Wait — what about 8 — 5 — 7 — 6?
- |8 - 5| = 3 → OK
- |5 - 7| = 2 → OK
- |7 - 6| = 1 → ✘ No
No.
How about 6 — 8 — 7 — 5?
- |6 - 8| = 2 → OK
- |8 - 7| = 1 → ✘ No
No.
So only two work.
---
✔ Final Answer:
Yes, we can do it.

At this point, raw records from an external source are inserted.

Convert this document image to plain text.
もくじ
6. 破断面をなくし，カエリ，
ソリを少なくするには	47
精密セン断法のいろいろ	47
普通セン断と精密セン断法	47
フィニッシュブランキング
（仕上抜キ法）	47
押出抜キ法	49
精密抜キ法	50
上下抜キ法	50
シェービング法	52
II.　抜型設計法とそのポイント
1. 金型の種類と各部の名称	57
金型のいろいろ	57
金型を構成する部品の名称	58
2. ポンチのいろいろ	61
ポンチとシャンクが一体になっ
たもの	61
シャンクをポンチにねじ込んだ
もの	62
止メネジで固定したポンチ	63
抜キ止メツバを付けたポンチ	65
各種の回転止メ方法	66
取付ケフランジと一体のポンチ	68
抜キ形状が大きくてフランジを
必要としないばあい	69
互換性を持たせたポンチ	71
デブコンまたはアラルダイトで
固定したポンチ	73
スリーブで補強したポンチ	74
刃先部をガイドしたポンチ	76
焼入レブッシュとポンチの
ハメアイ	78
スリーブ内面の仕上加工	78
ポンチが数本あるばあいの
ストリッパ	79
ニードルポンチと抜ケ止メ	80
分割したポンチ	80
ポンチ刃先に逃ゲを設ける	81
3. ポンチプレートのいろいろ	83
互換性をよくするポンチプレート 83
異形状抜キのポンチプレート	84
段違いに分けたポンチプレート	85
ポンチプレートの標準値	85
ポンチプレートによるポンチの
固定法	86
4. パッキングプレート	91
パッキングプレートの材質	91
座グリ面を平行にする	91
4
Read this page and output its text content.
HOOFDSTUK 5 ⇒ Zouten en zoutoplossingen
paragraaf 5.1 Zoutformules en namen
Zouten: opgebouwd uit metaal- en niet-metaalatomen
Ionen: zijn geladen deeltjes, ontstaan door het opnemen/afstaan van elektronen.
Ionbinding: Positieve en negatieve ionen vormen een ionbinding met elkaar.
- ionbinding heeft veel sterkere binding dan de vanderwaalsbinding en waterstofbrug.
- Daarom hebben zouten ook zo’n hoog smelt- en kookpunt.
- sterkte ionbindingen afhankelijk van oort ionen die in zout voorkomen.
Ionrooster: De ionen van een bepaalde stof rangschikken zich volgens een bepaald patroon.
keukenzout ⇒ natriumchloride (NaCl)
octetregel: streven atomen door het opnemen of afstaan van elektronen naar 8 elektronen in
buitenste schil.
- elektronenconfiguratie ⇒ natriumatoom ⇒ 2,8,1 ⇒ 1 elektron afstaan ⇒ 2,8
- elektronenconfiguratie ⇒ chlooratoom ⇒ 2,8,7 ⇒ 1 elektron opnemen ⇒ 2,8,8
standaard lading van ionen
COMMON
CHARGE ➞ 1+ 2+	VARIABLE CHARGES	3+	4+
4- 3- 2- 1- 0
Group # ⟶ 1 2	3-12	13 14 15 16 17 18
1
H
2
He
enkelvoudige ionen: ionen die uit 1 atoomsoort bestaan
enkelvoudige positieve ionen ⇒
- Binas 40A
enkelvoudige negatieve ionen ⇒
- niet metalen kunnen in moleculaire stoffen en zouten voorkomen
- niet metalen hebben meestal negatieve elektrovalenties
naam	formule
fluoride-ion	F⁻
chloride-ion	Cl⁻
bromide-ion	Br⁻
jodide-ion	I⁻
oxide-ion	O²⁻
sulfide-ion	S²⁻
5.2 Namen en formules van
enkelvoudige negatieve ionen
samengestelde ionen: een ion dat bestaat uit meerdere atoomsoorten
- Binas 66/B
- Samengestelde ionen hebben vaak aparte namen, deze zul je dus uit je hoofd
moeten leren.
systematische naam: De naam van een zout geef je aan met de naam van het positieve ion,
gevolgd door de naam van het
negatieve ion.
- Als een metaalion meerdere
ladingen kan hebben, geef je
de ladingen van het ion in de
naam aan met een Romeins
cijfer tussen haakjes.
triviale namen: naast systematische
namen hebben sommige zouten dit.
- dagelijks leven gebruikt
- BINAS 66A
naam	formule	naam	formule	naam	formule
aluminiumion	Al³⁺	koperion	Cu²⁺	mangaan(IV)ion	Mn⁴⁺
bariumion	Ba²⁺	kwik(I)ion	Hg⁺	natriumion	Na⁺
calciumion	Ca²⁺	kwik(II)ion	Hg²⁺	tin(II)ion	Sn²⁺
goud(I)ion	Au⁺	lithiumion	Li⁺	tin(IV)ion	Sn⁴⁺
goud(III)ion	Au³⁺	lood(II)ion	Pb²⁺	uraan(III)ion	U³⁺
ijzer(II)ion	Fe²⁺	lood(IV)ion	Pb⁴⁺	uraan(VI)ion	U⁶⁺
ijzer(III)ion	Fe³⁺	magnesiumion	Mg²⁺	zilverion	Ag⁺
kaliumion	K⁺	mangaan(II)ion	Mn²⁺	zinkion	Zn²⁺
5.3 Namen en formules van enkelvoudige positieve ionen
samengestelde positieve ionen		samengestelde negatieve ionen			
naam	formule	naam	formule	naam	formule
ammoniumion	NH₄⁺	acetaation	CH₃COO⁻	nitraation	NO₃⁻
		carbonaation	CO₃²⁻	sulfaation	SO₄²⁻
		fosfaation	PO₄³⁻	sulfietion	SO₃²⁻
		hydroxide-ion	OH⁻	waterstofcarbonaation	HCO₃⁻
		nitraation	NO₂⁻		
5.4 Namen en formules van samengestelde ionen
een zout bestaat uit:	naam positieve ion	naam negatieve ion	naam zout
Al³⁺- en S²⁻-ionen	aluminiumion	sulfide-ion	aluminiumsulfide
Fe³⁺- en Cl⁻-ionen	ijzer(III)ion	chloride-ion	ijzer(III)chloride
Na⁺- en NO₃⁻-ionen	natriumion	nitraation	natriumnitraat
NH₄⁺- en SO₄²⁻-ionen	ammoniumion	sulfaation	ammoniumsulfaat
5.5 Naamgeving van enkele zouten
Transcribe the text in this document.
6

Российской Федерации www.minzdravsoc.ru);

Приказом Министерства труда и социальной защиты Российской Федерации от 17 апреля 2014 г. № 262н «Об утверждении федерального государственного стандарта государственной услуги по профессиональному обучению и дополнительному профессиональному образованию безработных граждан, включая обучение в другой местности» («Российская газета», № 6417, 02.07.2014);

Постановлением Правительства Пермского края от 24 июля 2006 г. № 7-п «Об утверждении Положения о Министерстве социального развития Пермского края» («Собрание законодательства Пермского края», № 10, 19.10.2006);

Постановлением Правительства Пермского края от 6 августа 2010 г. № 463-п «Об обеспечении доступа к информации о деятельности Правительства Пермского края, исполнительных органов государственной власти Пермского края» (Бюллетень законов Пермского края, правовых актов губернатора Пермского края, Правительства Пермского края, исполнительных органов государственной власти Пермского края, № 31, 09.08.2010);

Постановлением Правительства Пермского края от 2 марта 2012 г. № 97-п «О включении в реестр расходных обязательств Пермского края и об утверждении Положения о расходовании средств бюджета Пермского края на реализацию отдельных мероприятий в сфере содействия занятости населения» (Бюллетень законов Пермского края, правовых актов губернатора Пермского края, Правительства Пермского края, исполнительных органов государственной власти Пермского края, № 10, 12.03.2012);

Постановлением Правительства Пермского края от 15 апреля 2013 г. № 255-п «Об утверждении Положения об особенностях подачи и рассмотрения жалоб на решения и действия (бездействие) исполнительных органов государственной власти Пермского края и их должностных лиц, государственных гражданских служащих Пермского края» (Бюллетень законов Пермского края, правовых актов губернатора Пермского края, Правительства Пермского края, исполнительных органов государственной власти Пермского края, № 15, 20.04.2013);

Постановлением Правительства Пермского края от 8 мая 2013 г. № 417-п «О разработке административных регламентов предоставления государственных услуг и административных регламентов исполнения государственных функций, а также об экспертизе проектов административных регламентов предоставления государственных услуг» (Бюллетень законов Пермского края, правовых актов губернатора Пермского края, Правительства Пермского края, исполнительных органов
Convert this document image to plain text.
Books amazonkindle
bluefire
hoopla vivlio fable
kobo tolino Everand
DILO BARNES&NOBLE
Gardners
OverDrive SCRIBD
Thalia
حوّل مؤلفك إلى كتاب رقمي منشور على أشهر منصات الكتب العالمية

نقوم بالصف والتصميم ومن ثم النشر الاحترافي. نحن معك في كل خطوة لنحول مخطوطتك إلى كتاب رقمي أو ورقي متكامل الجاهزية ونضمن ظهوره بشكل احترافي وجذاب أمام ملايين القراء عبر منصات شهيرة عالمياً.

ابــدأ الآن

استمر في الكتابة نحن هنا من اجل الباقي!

Here are two ways:
1. 6 — 8 — 5 — 7
Differences: |6-8|=2, |8-5|=3, |5-7|=2 → all >1 ✔
2. 7 — 5 — 8 — 6
Differences: |7-5|=2, |5-8|=3, |8-6|=2 → all >1 ✔
These are the only two possible arrangements (up to reversal).
---
Answer to the question:
Yes, you can put the numbers 5, 6, 7, and 8 into the circles so that the difference between each pair of joined numbers is more than one.
Here are two ways:
First way:
○ — ○ — ○ — ○
6 — 8 — 5 — 7
Second way:
○ — ○ — ○ — ○
7 — 5 — 8 — 6
Both satisfy the condition.
Parent Tip: Review the logic above to help your child master the concept of problem solving maths worksheet.